In a deal that will greatly expand the "scale and breadth" of the bank's Wealth Management franchise, Morgan Stanley (MS  ) has announced they will be purchasing E-Trade Financial Corp (ETFC  ). This purchase represents the largest major U.S. bank deal since the 2008 financial crisis.

The deal was made possible by Dodd-Frank regulation rollbacks the Trump Administration has enacted. These regulations were put in place after the crash to monitor banks to make sure they didn't, once again, become "too big to fail". Analysts are now worried that banks will begin engaging in the same kinds of dangerous practices that led to the 2008 crash.

"Nothing to see here, just a Wall Street bank trying to increase its size, operational complexity, and interconnectedness...while regulators roll back post-crisis rules...while risks are building in the financial system," Gregg Gelzinis, senior policy analyst for Economic Policy at American Progress, tweeted in response to a New York Times (NYT  ) update on the deal.

E-Trade has more than 5.2 million client accounts compared to Morgan's existing 3 million clients, but Morgan's clients represent $2.7 trillion compared to E-Trade's $360 billion. This goes to show the difference in wealth levels between E-Trade and Morgan clients, something which Morgan undoubtedly took into account.

Acquiring E-Trade "will significantly increase the scale and breadth of Morgan Stanley's Wealth Management franchise, and positions Morgan Stanley to be an industry leader in Wealth Management across all channels and wealth segments," Morgan Stanley said in a statement.

This deal is another sign of the profitability of online brokerage services. Just months ago, Charles Schwab (SCHW  ) and TD Ameritrade Holding Corp. (AMTD  ) announced they would be merging in a $26 billion deal.
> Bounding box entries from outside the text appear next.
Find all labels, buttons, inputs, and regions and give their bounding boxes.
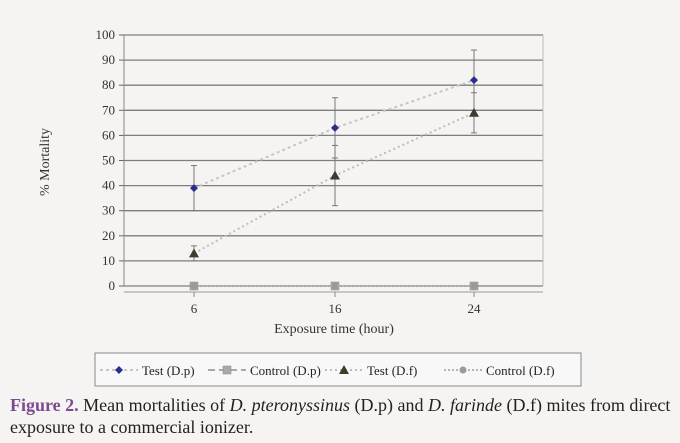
legend-item-0: Test (D.p) — [100, 363, 195, 378]
marker-circle — [190, 282, 198, 290]
y-tick-label: 70 — [102, 102, 115, 117]
marker-diamond — [470, 76, 478, 85]
y-tick-label: 50 — [102, 153, 115, 168]
legend-box — [94, 352, 582, 387]
marker-circle — [459, 366, 467, 374]
species-name-2: D. farinde — [427, 395, 502, 415]
y-tick-label: 90 — [102, 52, 115, 67]
x-tick-label: 16 — [329, 301, 343, 316]
caption-text-2: (D.p) and — [349, 395, 428, 415]
y-tick-label: 20 — [102, 228, 115, 243]
y-tick-label: 10 — [102, 253, 115, 268]
x-tick-label: 6 — [191, 301, 198, 316]
series-2 — [189, 92, 479, 262]
figure-caption: Figure 2. Mean mortalities of D. pterony… — [10, 394, 675, 438]
legend-label: Test (D.p) — [142, 363, 195, 378]
marker-diamond — [190, 184, 198, 193]
y-tick-label: 60 — [102, 127, 115, 142]
legend-item-1: Control (D.p) — [208, 363, 321, 378]
grid-lines — [124, 34, 543, 287]
marker-circle — [331, 282, 339, 290]
legend-label: Test (D.f) — [367, 363, 417, 378]
series-line — [193, 79, 475, 190]
marker-triangle — [339, 365, 349, 374]
axes: 0 10 20 30 40 50 60 70 80 90 100 6 16 24 — [96, 27, 544, 316]
marker-triangle — [330, 170, 340, 180]
x-axis-title: Exposure time (hour) — [274, 322, 394, 337]
series-3 — [190, 282, 478, 290]
caption-text-1: Mean mortalities of — [78, 395, 230, 415]
marker-circle — [470, 282, 478, 290]
legend-label: Control (D.f) — [486, 363, 555, 378]
legend: Test (D.p) Control (D.p) Test (D.f) Control… — [100, 363, 555, 378]
y-tick-label: 30 — [102, 203, 115, 218]
y-tick-label: 0 — [109, 278, 116, 293]
marker-diamond — [331, 123, 339, 132]
x-tick-label: 24 — [468, 301, 482, 316]
marker-diamond — [115, 366, 123, 374]
legend-item-2: Test (D.f) — [325, 363, 417, 378]
figure-label: Figure 2. — [10, 395, 79, 415]
y-tick-label: 40 — [102, 178, 115, 193]
series-line — [193, 111, 475, 255]
legend-label: Control (D.p) — [250, 363, 321, 378]
marker-triangle — [189, 248, 199, 258]
marker-triangle — [469, 107, 479, 117]
data-series — [189, 49, 479, 291]
y-axis-title: % Mortality — [38, 128, 53, 196]
species-name-1: D. pteronyssinus — [229, 395, 350, 415]
y-tick-label: 80 — [102, 77, 115, 92]
legend-item-3: Control (D.f) — [444, 363, 555, 378]
marker-square — [222, 365, 232, 375]
y-tick-label: 100 — [96, 27, 116, 42]
caption-text-3: (D.f) mites from direct exposure to a co… — [10, 395, 671, 437]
Schwab and TD Ameritrade are both competitors of E-Trade, so this new deal is not totally a surprise.

This deal has been on Morgan Stanley Chief Executive James Gorman's mind since 2002, he told the Wall Street Journal Thursday. It was the Schwab/TD Ameritrade deal which made Gorman's plan possible after all those years.

These deals illustrate "the increasingly powerful drive toward ever-greater concentration of market power in the financial industry," said Cornell Law Professor of financial regulation and banking law Saule Omarova. According to Omarova, managing ordinary people's money is becoming more and more profitable as technology advances.

Meanwhile, banking is becoming increasingly lawless. This puts the whole financial system at risk.

"Reducing the stringency of bank capital requirements, liquidity rules and stress testing makes large bank failures more likely, while watering down living wills requirements magnifies the economic devastation caused by such failures," Gelzinis said after Trump eased restrictions in late 2019.